One can see in the sensitivity index column of Table 7 that the parameter γ₁ accounts for the maximum variability 0.8004 in the outcome of basic reproduction number R_A0. The parameter γ₂ is the next to account for the variability 0.7122 in the outcome of R_A0. The transmission rate β₁ accounts for the variability 0.5753 in the outcome of this threshold followed by the transmission rate α₂ that accounts for the variability 0.3872 in the outcome of R_A0. Transmission parameters β₂ and α₁ account for the least variability 0.2421 and 0.0159 in the outcome of basic reproduction number R_A0, respectively. Hence, parameters γ₁ and γ₂ and the transmission rate β₁ are also the most influential parameters in determining R_A0.

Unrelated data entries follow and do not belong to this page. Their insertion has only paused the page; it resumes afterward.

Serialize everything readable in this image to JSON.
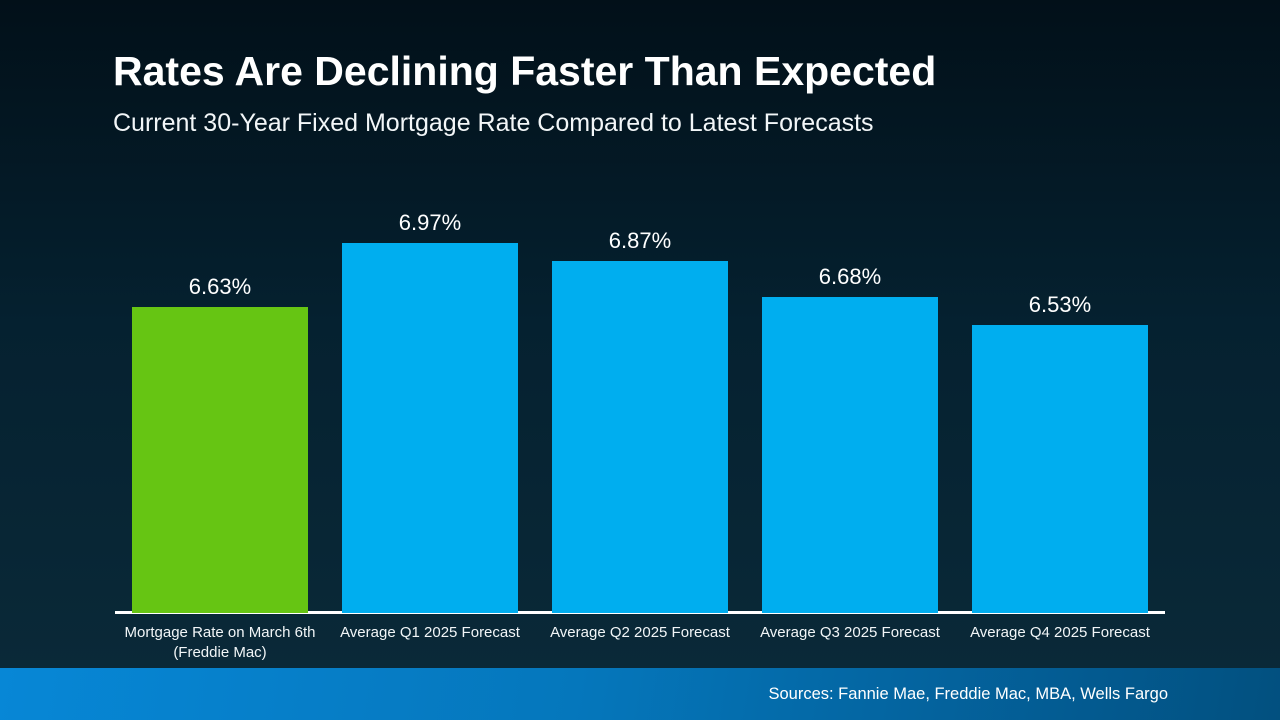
{
  "slide": {
    "title": "Rates Are Declining Faster Than Expected",
    "subtitle": "Current 30-Year Fixed Mortgage Rate Compared to Latest Forecasts",
    "sources": "Sources: Fannie Mae, Freddie Mac, MBA, Wells Fargo"
  },
  "colors": {
    "highlight_bar": "#66C513",
    "forecast_bar": "#00AEEF",
    "axis": "#FFFFFF",
    "text": "#FFFFFF",
    "background_top": "#021019",
    "background_bottom": "#0B2A3A",
    "footer_left": "#0787D6",
    "footer_right": "#02507F"
  },
  "chart_data": {
    "type": "bar",
    "title": "Current 30-Year Fixed Mortgage Rate Compared to Latest Forecasts",
    "categories": [
      "Mortgage Rate on March 6th (Freddie Mac)",
      "Average Q1 2025 Forecast",
      "Average Q2 2025 Forecast",
      "Average Q3 2025 Forecast",
      "Average Q4 2025 Forecast"
    ],
    "values": [
      6.63,
      6.97,
      6.87,
      6.68,
      6.53
    ],
    "data_labels": [
      "6.63%",
      "6.97%",
      "6.87%",
      "6.68%",
      "6.53%"
    ],
    "bar_colors": [
      "#66C513",
      "#00AEEF",
      "#00AEEF",
      "#00AEEF",
      "#00AEEF"
    ],
    "xlabel": "",
    "ylabel": "",
    "ylim": [
      5.0,
      7.0
    ],
    "grid": false,
    "legend": false
  }
}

Scatter plots comparing the basic reproduction numbers R_D0 and R_A0 against each of the six parameters: β₁, β₂, α₁, α₂, γ₁, and γ₂ are shown in Figures 8 and 9, respectively, based on Latin hypercube sampling with a sample size of 100. These scatter plots clearly show the linear relationships between outcome of R_D0 and R_A0 and input parameters.

7. Conclusion

In this paper, an IAD model-type compartmental model has been considered to explore agree-disagree opinions during polls. The equations governing the system have been solved to compute equilibrium states, and the next-generation matrix method is used to derive basic reproduction numbers R_A0 and R_D0.

The model exhibits four feasible points of equilibrium, namely, the trivial equilibrium, agree-free equilibrium, disagree-free equilibrium, and the positive equilibrium. Sufficient equilibrium conditions of existence are given, and stability analysis is performed to show under which conditions equilibrium states are stable or unstable. The stability of these points of equilibrium is controlled by the threshold number R_A0 and R_D0. If the threshold, R_D0, is less than one, the disagree opinion dies out and the disagree-free equilibrium is stable. If R_D0 is greater than one, the disagree opinion persists and the disagree-free equilibrium is unstable. If the threshold, R_A0, is less than one, the agree opinion dies out and the agree-free equilibrium is stable. If R_A0 is greater than one, the agree opinion persists and the disagree-free equilibrium is unstable. We simulated some examples with different parameter values to show the existence and the stability of such equilibria.

The probabilities of the existence and probabilities of the stability of equilibria are computed based on the parameters’ distribution function sampled with the Latin hypercube sampling method. To identify the most influential parameter in the proposed model, global sensitivity analysis is carried out based on the partial rank correlation coefficient method and Latin hypercube sampling. This statistical study shows that the most influential parameters in the determination of thresholds of equilibria stability are β₁, the polarization parameter of ignorant people by people agreeing, the parameter, γ₁, of the loss of interest of the people agreeing, and finally γ₂, the parameter of loss of interest of disagreeing people.

Conflicts of Interest

The authors declare that they have no conflicts of interest.